Она давно заметила, что с Виталиной как будто бы повторялось то, что в свое время пережито было самой Евгенией, когда по всем естественным человеческим понятиям, для чего рождаются люди, она ждала от замужества и семьи, что все будет в радость ей, тогда как жизнь не только не дала желаемой радости и удовлетворения (мужа как колчаковского поручика расстреляли под Красноярском, и на нее легла тень белой офицерской вдовы), но постоянно сталкивала лишь с несправедливостью, как ей казалось, и с унижениями, что сейчас же вызывало душевную боль, но на что она теперь смотрела со смирением, как всякий состарившийся человек смотрит на мир. Усвоившая из своего житейского опыта, что так или иначе, но все люди с годами приходят именно к смирению и что ничего другого и лучшего человечество за всю историю не выработало для себя (и что Виталину не обойдет эта же участь), она хотела только одного — чтобы племянница поняла, что ничего в жизни изменить нельзя, как нельзя остановить уходящее за горизонт солнце, и что чем раньше Виталина усвоит это, тем лучше будет для нее, перестанет терзаться и успеет еще пожить в свое удовольствие. «Я мучилась, ладно, некому было подсказать, посоветовать, но она-то... ей-то, господи!» — думала Евгения.
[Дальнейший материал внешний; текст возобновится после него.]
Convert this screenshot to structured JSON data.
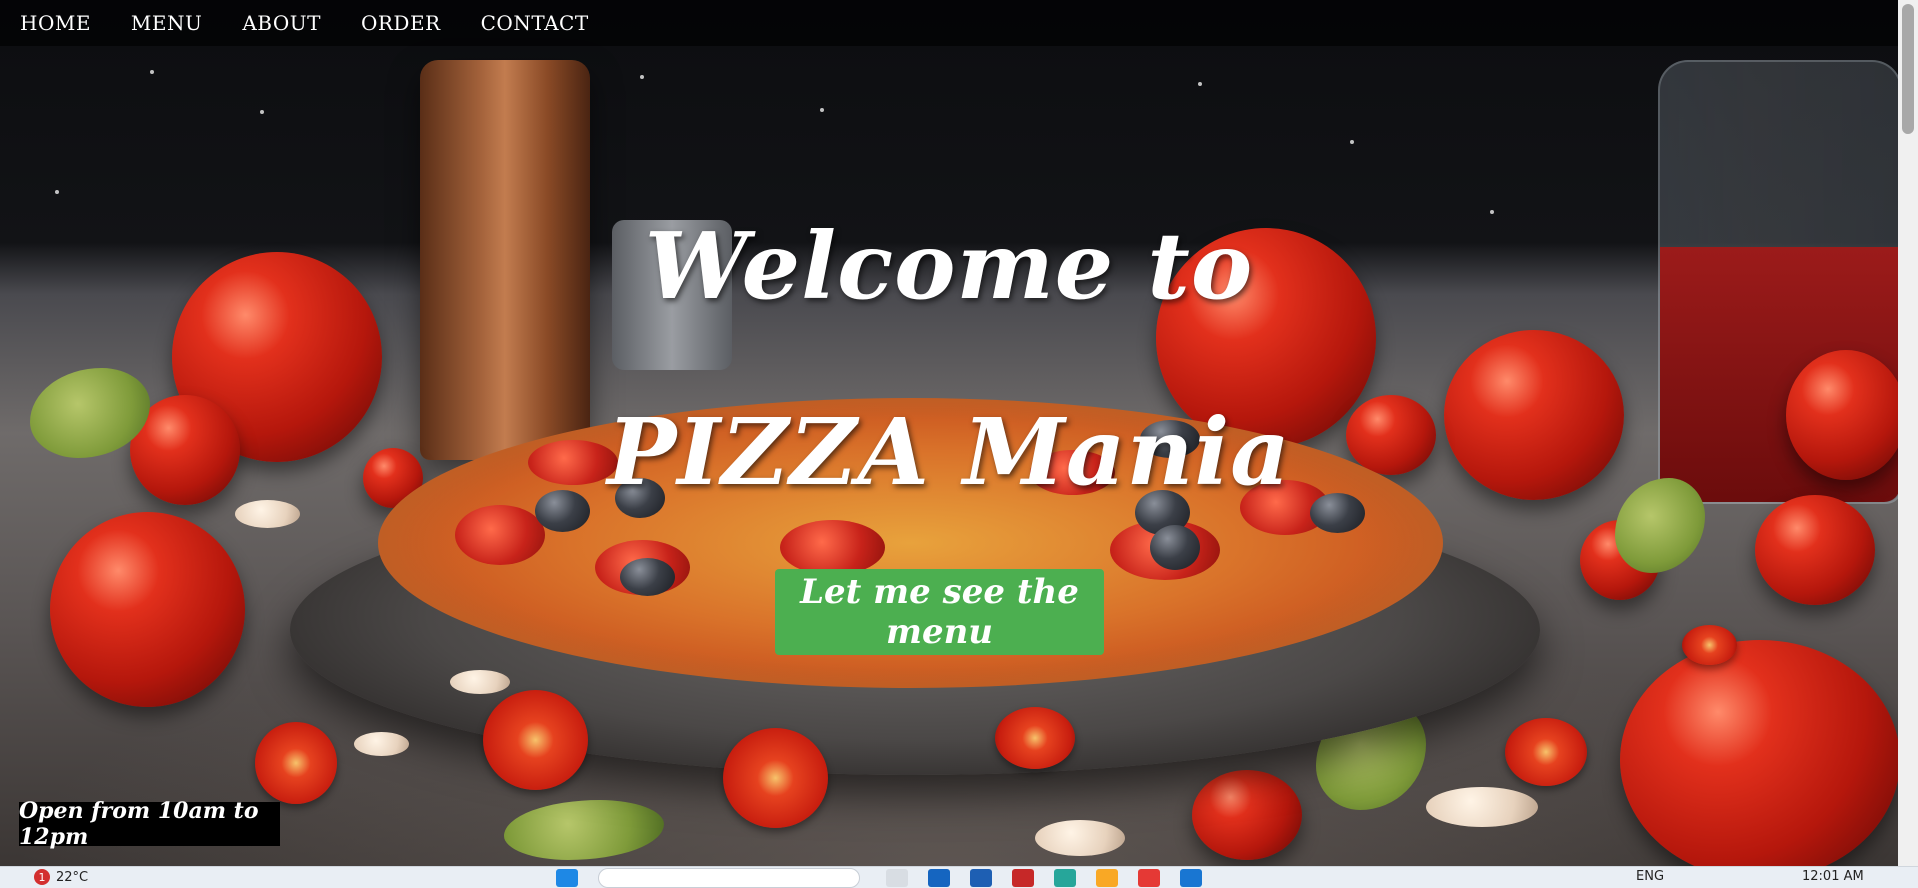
{
  "nav": {
    "items": [
      {
        "label": "HOME"
      },
      {
        "label": "MENU"
      },
      {
        "label": "ABOUT"
      },
      {
        "label": "ORDER"
      },
      {
        "label": "CONTACT"
      }
    ]
  },
  "hero": {
    "title_line1": "Welcome to",
    "title_line2": "PIZZA Mania",
    "cta_label": "Let me see the menu",
    "hours": "Open from 10am to 12pm"
  },
  "taskbar": {
    "weather_badge": "1",
    "temperature": "22°C",
    "language": "ENG",
    "time": "12:01 AM"
  },
  "colors": {
    "cta": "#4caf50",
    "navbar": "#000000",
    "hours_badge": "#000000"
  }
}
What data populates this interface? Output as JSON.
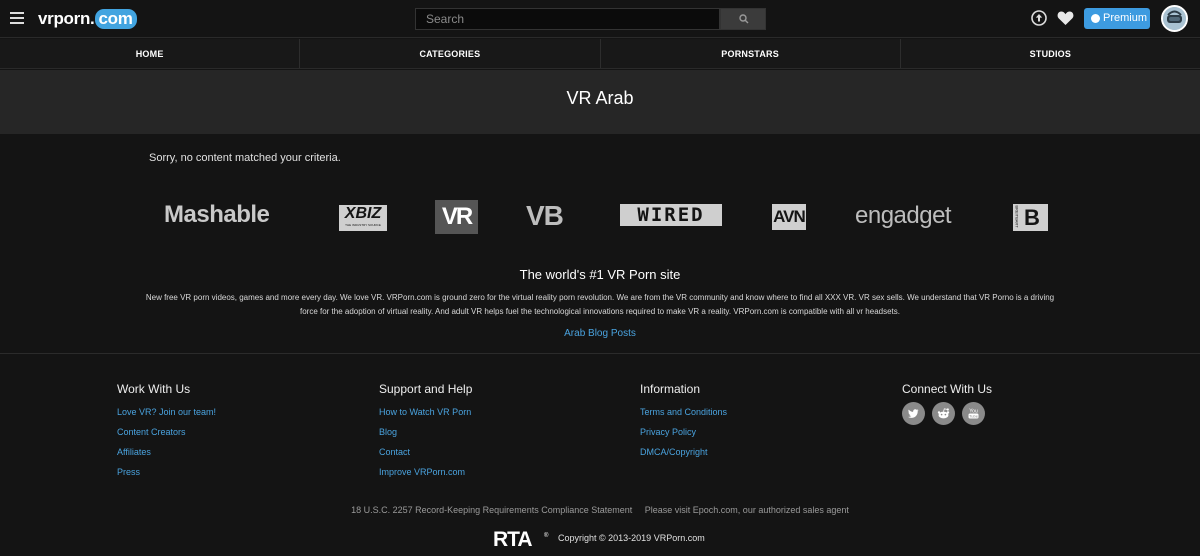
{
  "header": {
    "logo_main": "vrporn",
    "logo_dot": ".",
    "logo_com": "com",
    "search_placeholder": "Search",
    "premium_label": "Premium"
  },
  "nav": {
    "items": [
      {
        "label": "HOME"
      },
      {
        "label": "CATEGORIES"
      },
      {
        "label": "PORNSTARS"
      },
      {
        "label": "STUDIOS"
      }
    ]
  },
  "page": {
    "title": "VR Arab",
    "empty_message": "Sorry, no content matched your criteria."
  },
  "press_logos": [
    {
      "name": "Mashable",
      "text": "Mashable"
    },
    {
      "name": "XBIZ",
      "text": "XBIZ",
      "subtext": "THE INDUSTRY SOURCE"
    },
    {
      "name": "VR",
      "text": "VR"
    },
    {
      "name": "VB",
      "text": "VB"
    },
    {
      "name": "WIRED",
      "text": "WIRED"
    },
    {
      "name": "AVN",
      "text": "AVN"
    },
    {
      "name": "engadget",
      "text": "engadget"
    },
    {
      "name": "Breitbart",
      "text": "B",
      "subtext": "BREITBART"
    }
  ],
  "about": {
    "tagline": "The world's #1 VR Porn site",
    "description": "New free VR porn videos, games and more every day. We love VR. VRPorn.com is ground zero for the virtual reality porn revolution. We are from the VR community and know where to find all XXX VR. VR sex sells. We understand that VR Porno is a driving force for the adoption of virtual reality. And adult VR helps fuel the technological innovations required to make VR a reality. VRPorn.com is compatible with all vr headsets.",
    "blog_link": "Arab Blog Posts"
  },
  "footer": {
    "columns": [
      {
        "heading": "Work With Us",
        "links": [
          "Love VR? Join our team!",
          "Content Creators",
          "Affiliates",
          "Press"
        ]
      },
      {
        "heading": "Support and Help",
        "links": [
          "How to Watch VR Porn",
          "Blog",
          "Contact",
          "Improve VRPorn.com"
        ]
      },
      {
        "heading": "Information",
        "links": [
          "Terms and Conditions",
          "Privacy Policy",
          "DMCA/Copyright"
        ]
      },
      {
        "heading": "Connect With Us",
        "social": [
          "twitter-icon",
          "reddit-icon",
          "youtube-icon"
        ]
      }
    ],
    "compliance_statement": "18 U.S.C. 2257 Record-Keeping Requirements Compliance Statement",
    "epoch_notice": "Please visit Epoch.com, our authorized sales agent",
    "rta_label": "RTA",
    "copyright": "Copyright © 2013-2019 VRPorn.com"
  },
  "colors": {
    "accent": "#42a4e0",
    "link": "#4aa3df",
    "background": "#141414",
    "title_band": "#262626"
  }
}
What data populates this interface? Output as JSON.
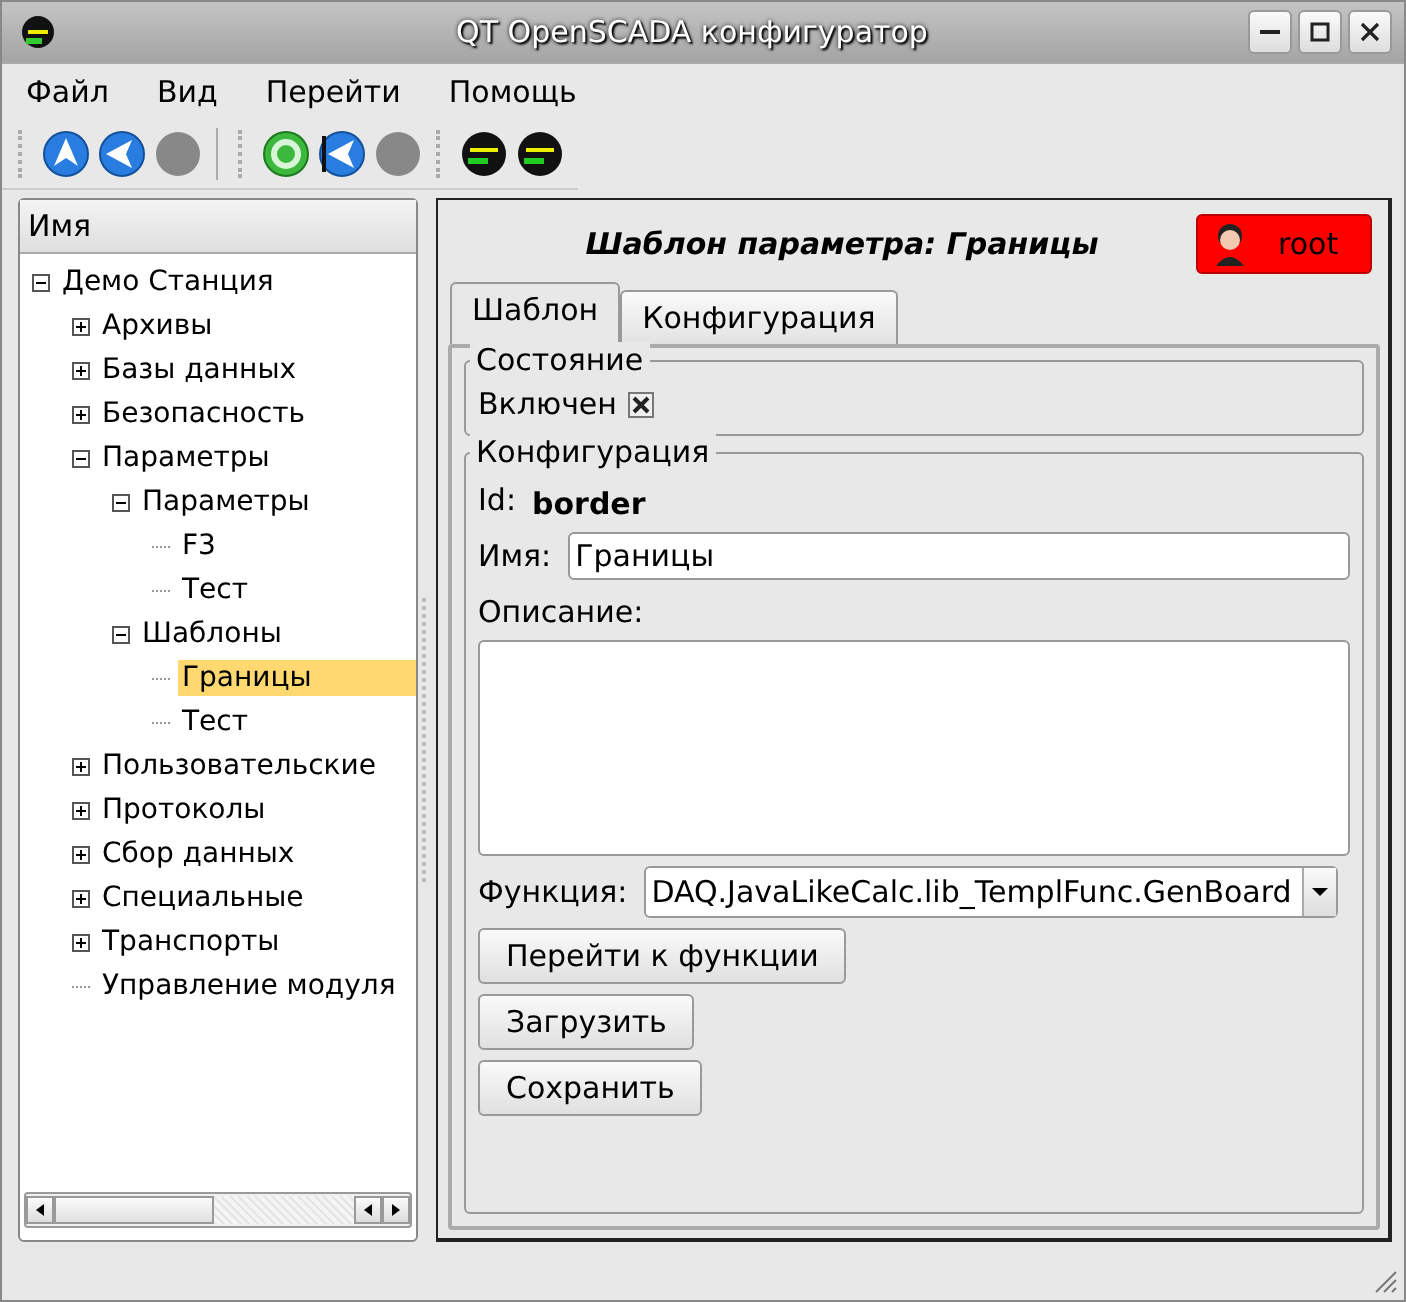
{
  "window": {
    "title": "QT OpenSCADA конфигуратор"
  },
  "menu": [
    {
      "label": "Файл"
    },
    {
      "label": "Вид"
    },
    {
      "label": "Перейти"
    },
    {
      "label": "Помощь"
    }
  ],
  "toolbar": [
    [
      {
        "kind": "up",
        "disabled": false
      },
      {
        "kind": "back",
        "disabled": false
      },
      {
        "kind": "stop",
        "disabled": true
      }
    ],
    [
      {
        "kind": "refresh",
        "disabled": false
      },
      {
        "kind": "forward",
        "disabled": false
      },
      {
        "kind": "stop",
        "disabled": true
      }
    ],
    [
      {
        "kind": "station",
        "disabled": false
      },
      {
        "kind": "station",
        "disabled": false
      }
    ]
  ],
  "tree": {
    "header": "Имя",
    "items": [
      {
        "label": "Демо Станция",
        "expanded": true,
        "selected": false,
        "children": [
          {
            "label": "Архивы",
            "expanded": false,
            "selected": false
          },
          {
            "label": "Базы данных",
            "expanded": false,
            "selected": false
          },
          {
            "label": "Безопасность",
            "expanded": false,
            "selected": false
          },
          {
            "label": "Параметры",
            "expanded": true,
            "selected": false,
            "children": [
              {
                "label": "Параметры",
                "expanded": true,
                "selected": false,
                "children": [
                  {
                    "label": "F3",
                    "selected": false
                  },
                  {
                    "label": "Тест",
                    "selected": false
                  }
                ]
              },
              {
                "label": "Шаблоны",
                "expanded": true,
                "selected": false,
                "children": [
                  {
                    "label": "Границы",
                    "selected": true
                  },
                  {
                    "label": "Тест",
                    "selected": false
                  }
                ]
              }
            ]
          },
          {
            "label": "Пользовательские",
            "expanded": false,
            "selected": false
          },
          {
            "label": "Протоколы",
            "expanded": false,
            "selected": false
          },
          {
            "label": "Сбор данных",
            "expanded": false,
            "selected": false
          },
          {
            "label": "Специальные",
            "expanded": false,
            "selected": false
          },
          {
            "label": "Транспорты",
            "expanded": false,
            "selected": false
          },
          {
            "label": "Управление модуля",
            "selected": false
          }
        ]
      }
    ]
  },
  "page": {
    "title": "Шаблон параметра: Границы",
    "user": "root",
    "tabs": [
      {
        "label": "Шаблон",
        "selected": true
      },
      {
        "label": "Конфигурация",
        "selected": false
      }
    ],
    "state_group": {
      "title": "Состояние",
      "enabled_label": "Включен",
      "checked": true
    },
    "config_group": {
      "title": "Конфигурация",
      "id_label": "Id:",
      "id_value": "border",
      "name_label": "Имя:",
      "name_value": "Границы",
      "description_label": "Описание:",
      "function_label": "Функция:",
      "function_value": "DAQ.JavaLikeCalc.lib_TemplFunc.GenBoard",
      "buttons": [
        "Перейти к функции",
        "Загрузить",
        "Сохранить"
      ]
    }
  }
}
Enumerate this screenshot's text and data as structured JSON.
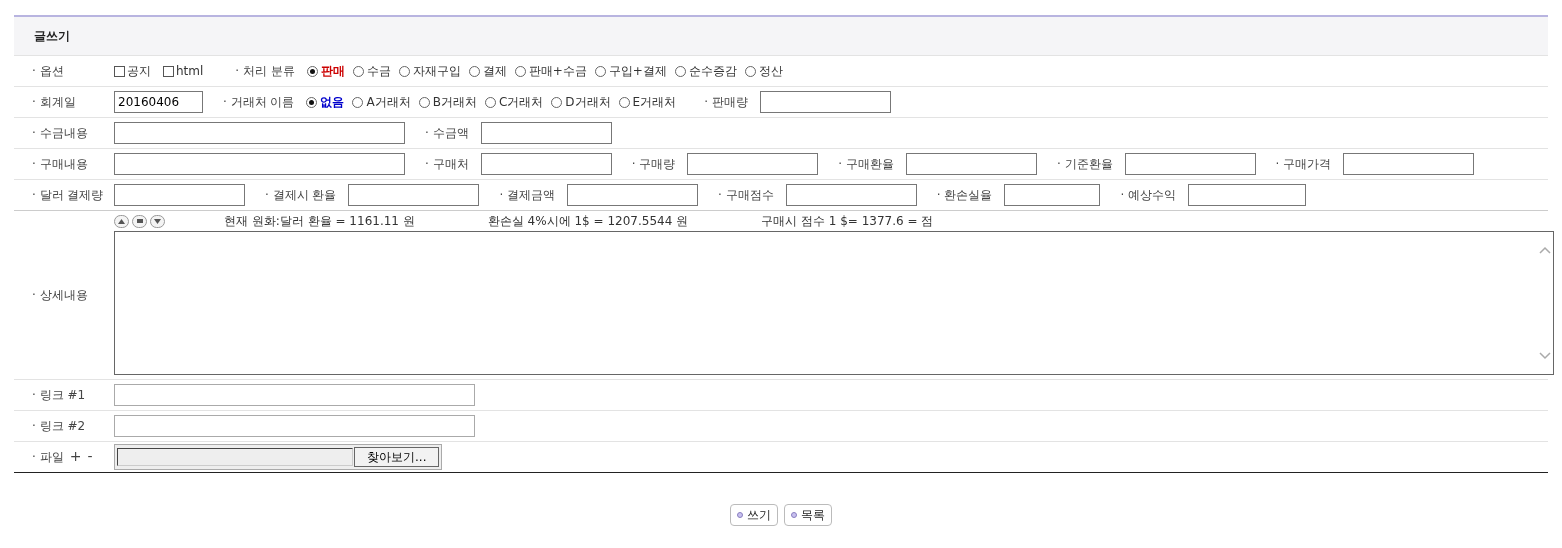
{
  "title": "글쓰기",
  "rows": [
    {
      "kind": "inline",
      "label": "· 옵션",
      "items": [
        {
          "kind": "checkbox",
          "label": "공지",
          "checked": false
        },
        {
          "kind": "checkbox",
          "label": "html",
          "checked": false
        },
        {
          "kind": "label",
          "text": "· 처리 분류"
        },
        {
          "kind": "radios",
          "color": "#cc0000",
          "options": [
            {
              "label": "판매",
              "selected": true
            },
            {
              "label": "수금",
              "selected": false
            },
            {
              "label": "자재구입",
              "selected": false
            },
            {
              "label": "결제",
              "selected": false
            },
            {
              "label": "판매+수금",
              "selected": false
            },
            {
              "label": "구입+결제",
              "selected": false
            },
            {
              "label": "순수증감",
              "selected": false
            },
            {
              "label": "정산",
              "selected": false
            }
          ]
        }
      ]
    },
    {
      "kind": "inline",
      "label": "· 회계일",
      "items": [
        {
          "kind": "field",
          "value": "20160406"
        },
        {
          "kind": "label",
          "text": "· 거래처 이름"
        },
        {
          "kind": "radios",
          "color": "#0000cc",
          "options": [
            {
              "label": "없음",
              "selected": true
            },
            {
              "label": "A거래처",
              "selected": false
            },
            {
              "label": "B거래처",
              "selected": false
            },
            {
              "label": "C거래처",
              "selected": false
            },
            {
              "label": "D거래처",
              "selected": false
            },
            {
              "label": "E거래처",
              "selected": false
            }
          ]
        },
        {
          "kind": "label",
          "text": "· 판매량"
        },
        {
          "kind": "field"
        }
      ]
    },
    {
      "kind": "inline",
      "label": "· 수금내용",
      "items": [
        {
          "kind": "field"
        },
        {
          "kind": "label",
          "text": "· 수금액"
        },
        {
          "kind": "field"
        }
      ]
    },
    {
      "kind": "inline",
      "label": "· 구매내용",
      "items": [
        {
          "kind": "field"
        },
        {
          "kind": "label",
          "text": "· 구매처"
        },
        {
          "kind": "field"
        },
        {
          "kind": "label",
          "text": "· 구매량"
        },
        {
          "kind": "field"
        },
        {
          "kind": "label",
          "text": "· 구매환율"
        },
        {
          "kind": "field"
        },
        {
          "kind": "label",
          "text": "· 기준환율"
        },
        {
          "kind": "field"
        },
        {
          "kind": "label",
          "text": "· 구매가격"
        },
        {
          "kind": "field"
        }
      ]
    },
    {
      "kind": "inline",
      "label": "· 달러 결제량",
      "items": [
        {
          "kind": "field"
        },
        {
          "kind": "label",
          "text": "· 결제시 환율"
        },
        {
          "kind": "field"
        },
        {
          "kind": "label",
          "text": "· 결제금액"
        },
        {
          "kind": "field"
        },
        {
          "kind": "label",
          "text": "· 구매점수"
        },
        {
          "kind": "field"
        },
        {
          "kind": "label",
          "text": "· 환손실율"
        },
        {
          "kind": "field"
        },
        {
          "kind": "label",
          "text": "· 예상수익"
        },
        {
          "kind": "field"
        }
      ]
    },
    {
      "kind": "detail",
      "label": "· 상세내용",
      "notes": [
        "현재 원화:달러 환율 = 1161.11 원",
        "환손실 4%시에 1$ = 1207.5544 원",
        "구매시 점수 1 $= 1377.6 = 점"
      ]
    },
    {
      "kind": "inline",
      "label": "· 링크 #1",
      "items": [
        {
          "kind": "field"
        }
      ]
    },
    {
      "kind": "inline",
      "label": "· 링크 #2",
      "items": [
        {
          "kind": "field"
        }
      ]
    },
    {
      "kind": "file",
      "label": "· 파일",
      "add": "+",
      "remove": "-",
      "browse": "찾아보기..."
    }
  ],
  "buttons": [
    "쓰기",
    "목록"
  ]
}
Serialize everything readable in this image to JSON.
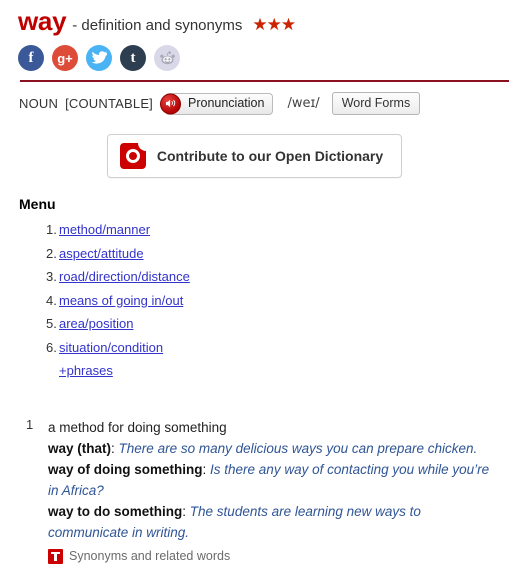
{
  "header": {
    "headword": "way",
    "suffix": "- definition and synonyms",
    "stars": "★★★",
    "stars_icon": "three-star-rating"
  },
  "social": {
    "items": [
      {
        "name": "facebook",
        "glyph": "f",
        "color": "#3b5998"
      },
      {
        "name": "google-plus",
        "glyph": "g+",
        "color": "#dd4b39"
      },
      {
        "name": "twitter",
        "glyph": "➤",
        "color": "#4ab3f4"
      },
      {
        "name": "tumblr",
        "glyph": "t",
        "color": "#2c3e50"
      },
      {
        "name": "reddit",
        "glyph": "●",
        "color": "#d8d8e8"
      }
    ]
  },
  "pos": {
    "part_of_speech": "NOUN",
    "grammar": "[COUNTABLE]",
    "pronunciation_label": "Pronunciation",
    "speaker_icon": "speaker-icon",
    "phonetic": "/weɪ/",
    "word_forms_label": "Word Forms"
  },
  "contribute": {
    "label": "Contribute to our Open Dictionary",
    "logo_icon": "macmillan-logo-icon"
  },
  "menu": {
    "title": "Menu",
    "items": [
      {
        "num": "1.",
        "label": "method/manner"
      },
      {
        "num": "2.",
        "label": "aspect/attitude"
      },
      {
        "num": "3.",
        "label": "road/direction/distance"
      },
      {
        "num": "4.",
        "label": "means of going in/out"
      },
      {
        "num": "5.",
        "label": "area/position"
      },
      {
        "num": "6.",
        "label": "situation/condition"
      }
    ],
    "phrases_label": "+phrases"
  },
  "sense": {
    "number": "1",
    "definition": "a method for doing something",
    "examples": [
      {
        "pattern": "way (that)",
        "colon": ":",
        "text": "There are so many delicious ways you can prepare chicken."
      },
      {
        "pattern": "way of doing something",
        "colon": ":",
        "text": "Is there any way of contacting you while you’re in Africa?"
      },
      {
        "pattern": "way to do something",
        "colon": ":",
        "text": "The students are learning new ways to communicate in writing."
      }
    ],
    "thesaurus_label": "Synonyms and related words",
    "thesaurus_icon": "thesaurus-icon"
  }
}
— Да есть ли хоть одна счастливая семья на свете? — вместе с тем продолжала она говорить племяннице. — Нет такой семьи. Между мужем и женой всегда какая-нибудь червоточина да найдется, взгляд ли косой, забывчивость ли, да и привычки у каждого свои. Ты соизмеряй с другими, что у кого, а у тебя... тебе ли не жить! И у самой в руках дело, и Дементий — умный человек, когда что не так, ему и простить можно. Он — мужчина, ему нужен разворот в жизни, иначе — какой же он мужчина?

— Эгоист он. В высшей степени эгоист, — еще более бледнея от того, что позволяла себе так отзываться о муже (и что, главное, отрезала этим, в сущности, всякую возможность примирения с ним), проговорила Виталина. — Наверное, уже дома, — затем добавила она. — Нечего, пусть-посидит, пусть поволнуется.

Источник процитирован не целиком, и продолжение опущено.